Tuesday, July 15, 2025

ADA Raises Concerns over Dental Insurer’s Acquisition of Dental Practices

 


Here's another post about why ADA membership is so critically important to private practice dentistry. I realize this is the second post this week about the ADA, but this one is really critical for you to read.  As I've stated here many times, dentistry needs a unified voice.  A single voice is easy to ignore or to not be heard, but a large number of voices bring the message and make it much  more clear.  

This can be not only with issues of standards and/or safety, but also when it comes to speaking a clear position to legislative bodies.  An agile group that can respond and convey a message is important.

Sometimes a voice is needed for something that has never even crossed the radar before.  Something that you may not have even considered and certainly not planned for.  That's one of those times where you really need that unified voice plus the resources to provide an immediate response.  I recently received an email from the organization to bring to my attention something I hadn't heard about...

What could a situation like that look like?  It looks like this... last week the ADA learned that Delta Dental of Wisconsin purchased a group of dental practices in the state.  You read that right.  An insurance company has purchased a group dental practice in Wisconsin.

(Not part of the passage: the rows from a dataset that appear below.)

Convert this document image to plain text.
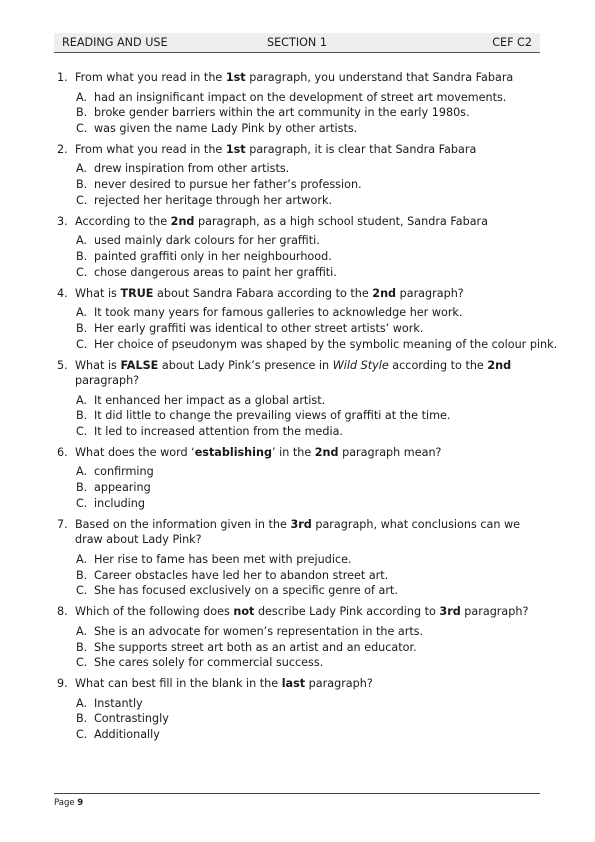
READING AND USE	SECTION 1	CEF C2
1. From what you read in the 1st paragraph, you understand that Sandra Fabara
A. had an insignificant impact on the development of street art movements.
B. broke gender barriers within the art community in the early 1980s.
C. was given the name Lady Pink by other artists.
2. From what you read in the 1st paragraph, it is clear that Sandra Fabara
A. drew inspiration from other artists.
B. never desired to pursue her father’s profession.
C. rejected her heritage through her artwork.
3. According to the 2nd paragraph, as a high school student, Sandra Fabara
A. used mainly dark colours for her graffiti.
B. painted graffiti only in her neighbourhood.
C. chose dangerous areas to paint her graffiti.
4. What is TRUE about Sandra Fabara according to the 2nd paragraph?
A. It took many years for famous galleries to acknowledge her work.
B. Her early graffiti was identical to other street artists’ work.
C. Her choice of pseudonym was shaped by the symbolic meaning of the colour pink.
5. What is FALSE about Lady Pink’s presence in Wild Style according to the 2nd paragraph?
A. It enhanced her impact as a global artist.
B. It did little to change the prevailing views of graffiti at the time.
C. It led to increased attention from the media.
6. What does the word ‘establishing’ in the 2nd paragraph mean?
A. confirming
B. appearing
C. including
7. Based on the information given in the 3rd paragraph, what conclusions can we draw about Lady Pink?
A. Her rise to fame has been met with prejudice.
B. Career obstacles have led her to abandon street art.
C. She has focused exclusively on a specific genre of art.
8. Which of the following does not describe Lady Pink according to 3rd paragraph?
A. She is an advocate for women’s representation in the arts.
B. She supports street art both as an artist and an educator.
C. She cares solely for commercial success.
9. What can best fill in the blank in the last paragraph?
A. Instantly
B. Contrastingly
C. Additionally
Page 9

Personally, I didn't even know this was legal.  I happen to practice in Missouri and the last time I checked only a licensed dentist could own a practice in the state. I've always figured that the rule was made to help prevent undue pressures being exerted on doctors.

And that brings me to my concern with this news.  Ask anyone is dentistry and they'll tell you that insurance companies focus on profits not patients.  I could go on and on about that point, but I'll save everyone the rant.  If you're a dentist, you know what I'm talking about.  The most important takeaway is that insurance companies push for the least expensive option practically every time... and sometimes the  least expensive option is to deny paying anything at all.

So what will happen when a business that doesn't want to spend money begins to make the total decision from start to finish?  By owning the practices the decision won't just be about treatment.  It will also affect things like the quality of products that the office uses.  Why purchase expensive supplies from reputable companies when the cheapest products available will mean greater profits?  Why order lab cases from well known and reputable labs when money can be saved by sending cases to foreign countries with no oversight from US authorities on things like infection control?  Those are just a couple of things I thought about, the list of questions could be much, much longer.

To wrap up today's post, this is why I'm glad the ADA exists.  If the ADA wasn't there keeping an eye out for the profession, this probably wouldn't have been much of a story.  This probably wouldn't make it onto people's news feeds.  However the ADA keeps track of happenings in the industry and when they see something they let members know.  We need a unified voice!